Victory for public health in India: polio has disappeared for 3 years from the country. This is the result of intense vaccination campaigns.
India is celebrating its third consecutive year without a polio case in January 2014. This success marks a major step forward in the management of public health in the country. For the country, it is the second disease eradicated thanks to vaccination. Massive and regular vaccination campaigns are to be welcomed.
A flash success
India has been off the polio endemic list for two years. This list, managed by the World Health Organization (WHO), now has only three countries: Pakistan, Afghanistan and Nigeria. It was a lightning success: in 2009, 741 cases of polio were reported. Two years later, only one. In a single year, the country’s two endemic states, Uttar Pradesh and Bihar, are eliminating the disease from their soil.
Latest polio case in India: an 18-month-old girl who fell ill in 2011. Today, AFP says, she can walk but remains unable to run.
The border threat
But this success should not encourage the Indians to relax their efforts. In 2012, on the occasion of the 2nd anniversary of the elimination of polio in the country, WHO reiterated that it was crucial to maintain vaccination. Until the disease is eradicated globally, the risk of a resurgence is still a threat. As proof: the recent case of Syria, which had not known a case since 1999. In 2013, a dozen patients were identified.

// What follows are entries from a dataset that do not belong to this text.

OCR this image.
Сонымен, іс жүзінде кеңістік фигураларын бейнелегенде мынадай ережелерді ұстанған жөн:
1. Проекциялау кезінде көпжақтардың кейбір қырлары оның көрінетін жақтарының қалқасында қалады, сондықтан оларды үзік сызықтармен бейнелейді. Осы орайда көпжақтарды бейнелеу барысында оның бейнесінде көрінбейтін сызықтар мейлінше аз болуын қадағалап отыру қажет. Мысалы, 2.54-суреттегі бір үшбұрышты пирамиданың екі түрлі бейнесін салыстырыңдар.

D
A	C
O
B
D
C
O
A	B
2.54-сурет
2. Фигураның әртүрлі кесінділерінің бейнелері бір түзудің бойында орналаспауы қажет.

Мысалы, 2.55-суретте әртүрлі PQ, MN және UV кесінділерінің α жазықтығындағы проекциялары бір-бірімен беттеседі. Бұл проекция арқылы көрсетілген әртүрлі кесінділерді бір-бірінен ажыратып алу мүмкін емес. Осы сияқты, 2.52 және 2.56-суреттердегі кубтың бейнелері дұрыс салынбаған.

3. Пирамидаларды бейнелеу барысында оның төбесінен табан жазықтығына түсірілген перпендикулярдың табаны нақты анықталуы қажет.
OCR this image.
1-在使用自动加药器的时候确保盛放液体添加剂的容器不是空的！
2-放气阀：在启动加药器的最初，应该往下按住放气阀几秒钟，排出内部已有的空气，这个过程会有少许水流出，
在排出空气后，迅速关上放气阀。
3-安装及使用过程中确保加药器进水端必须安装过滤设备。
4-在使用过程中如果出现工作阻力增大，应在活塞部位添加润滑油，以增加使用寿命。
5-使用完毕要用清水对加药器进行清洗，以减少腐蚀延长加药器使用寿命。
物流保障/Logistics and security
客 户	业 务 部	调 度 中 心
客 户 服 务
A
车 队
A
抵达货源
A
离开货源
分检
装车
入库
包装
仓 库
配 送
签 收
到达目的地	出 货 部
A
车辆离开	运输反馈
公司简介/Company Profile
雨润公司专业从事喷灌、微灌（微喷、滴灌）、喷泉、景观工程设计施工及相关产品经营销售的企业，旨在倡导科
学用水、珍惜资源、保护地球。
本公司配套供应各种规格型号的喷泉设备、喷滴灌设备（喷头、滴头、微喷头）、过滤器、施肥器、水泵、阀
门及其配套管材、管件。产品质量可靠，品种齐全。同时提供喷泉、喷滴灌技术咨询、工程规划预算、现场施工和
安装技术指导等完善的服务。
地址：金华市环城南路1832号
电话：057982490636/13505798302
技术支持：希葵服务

Health experts fear polio is emerging again in India. Because the region is still under the threat of disease. In Pakistan and Afghanistan, campaigns have been suspended. Activists attacked vaccination convoys and accused a Western plot. Consequence: an alarming explosion in the number of cases since 2011. The virus now circulates freely and its transmission is not stopped. This threat could well not stop at the Pakistani-Indian borders and cross them … However, on the strength of this success, India has set itself a new objective: to eradicate measles from its territory.